Зная о тщательности, с какой он подходил к любому делу, можно себе представить, каких трудов ему это стоило. Публичную лекцию о кельтских элементах английского языка под названием «Английский и валлийский» он прочитал только на следующий день после выхода в свет третьей части «Властелина Колец», — на несколько месяцев позже назначенного ему срока. А были и другие академические обязательства, некоторые из них запоздавшие на много лет, а не на какие-то месяцы, как, например, подготовка к изданию перевода Ancrene Wisse (средневекового женского монашеского устава) с обширными комментариями.
21
Зато популярность «Властелина Колец» росла.
В 1955–1956 годах Би-би-си осуществила радиопостановку трилогии и, хотя Толкину не нравились попытки «драматизации» его произведений, росту популярности это, конечно, способствовало. Вместе с популярностью росли продажи, до такой степени, что к началу 1956 года Толкин начал получать доход по своему контракту «с участием в прибылях». Первый чек из «Аллен энд Анвин» был на 3500 фунтов — больше чем годовая профессорская зарплата в Оксфорде того времени. Разумеется, увеличились и налоги.
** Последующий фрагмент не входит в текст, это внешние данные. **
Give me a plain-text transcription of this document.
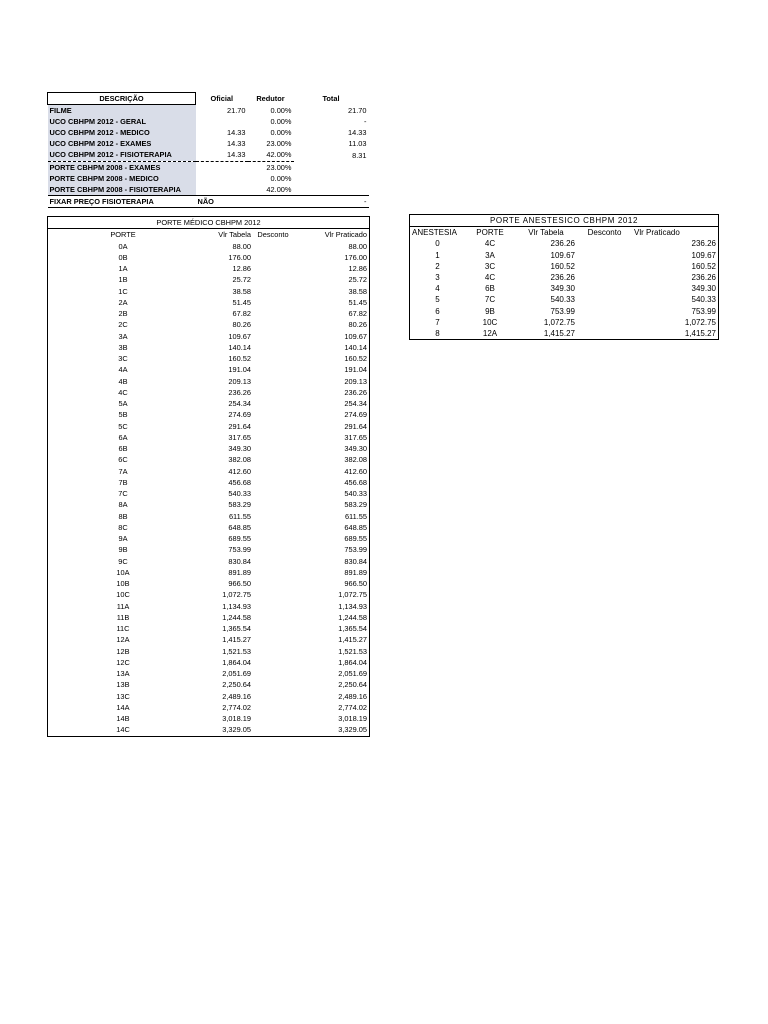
DESCRIÇÃO	Oficial	Redutor	Total
FILME	21.70	0.00%	21.70
UCO CBHPM 2012 - GERAL		0.00%	-
UCO CBHPM 2012 - MEDICO	14.33	0.00%	14.33
UCO CBHPM 2012 - EXAMES	14.33	23.00%	11.03
UCO CBHPM 2012 - FISIOTERAPIA	14.33	42.00%	8.31
PORTE CBHPM 2008 - EXAMES		23.00%	
PORTE CBHPM 2008 - MEDICO		0.00%	
PORTE CBHPM 2008 - FISIOTERAPIA		42.00%	
FIXAR PREÇO FISIOTERAPIA	NÃO		-
PORTE MÉDICO CBHPM 2012			
PORTE	Vlr Tabela	Desconto	Vlr Praticado
0A	88.00		88.00
0B	176.00		176.00
1A	12.86		12.86
1B	25.72		25.72
1C	38.58		38.58
2A	51.45		51.45
2B	67.82		67.82
2C	80.26		80.26
3A	109.67		109.67
3B	140.14		140.14
3C	160.52		160.52
4A	191.04		191.04
4B	209.13		209.13
4C	236.26		236.26
5A	254.34		254.34
5B	274.69		274.69
5C	291.64		291.64
6A	317.65		317.65
6B	349.30		349.30
6C	382.08		382.08
7A	412.60		412.60
7B	456.68		456.68
7C	540.33		540.33
8A	583.29		583.29
8B	611.55		611.55
8C	648.85		648.85
9A	689.55		689.55
9B	753.99		753.99
9C	830.84		830.84
10A	891.89		891.89
10B	966.50		966.50
10C	1,072.75		1,072.75
11A	1,134.93		1,134.93
11B	1,244.58		1,244.58
11C	1,365.54		1,365.54
12A	1,415.27		1,415.27
12B	1,521.53		1,521.53
12C	1,864.04		1,864.04
13A	2,051.69		2,051.69
13B	2,250.64		2,250.64
13C	2,489.16		2,489.16
14A	2,774.02		2,774.02
14B	3,018.19		3,018.19
14C	3,329.05		3,329.05
PORTE ANESTESICO CBHPM 2012				
ANESTESIA	PORTE	Vlr Tabela	Desconto	Vlr Praticado
0	4C	236.26		236.26
1	3A	109.67		109.67
2	3C	160.52		160.52
3	4C	236.26		236.26
4	6B	349.30		349.30
5	7C	540.33		540.33
6	9B	753.99		753.99
7	10C	1,072.75		1,072.75
8	12A	1,415.27		1,415.27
Кстати, в конце 1930-х, когда вышел в свет «Хоббит», налоги в Англии взимались с британцев значительно меньшие. Подоходный брали только с доходов, превышающих средний по стране, и был он гораздо скромнее — в процентном отношении. В 1950-е годы порог, до которого налог не взимался, достигал уже только половины среднего дохода[441]. Для Толкина, любившего оглядываться на прошлое, это служило лишним подтверждением того, что от прогресса никогда не следует ожидать ничего хорошего. Он даже начал жалеть, что не согласился на ранний выход на пенсию. Ранним в Оксфорде считался выход в 65 лет, а Толкин дал согласие работать до шестидесяти семи лет, что тогда считалось нормой. Правда, бывали и приятные неожиданности. В 1957 году католический университет Маркетт, основанный иезуитами в американском «средиземье» на берегу озера Мичиган к северу от Чикаго, по инициативе своего библиотекаря Уильяма Б. Реди предложил Толкину купить у него рукописи всех опубликованных произведений. Толкин за свой архив не держался, и рукописи за 1250 фунтов отправились за океан[442].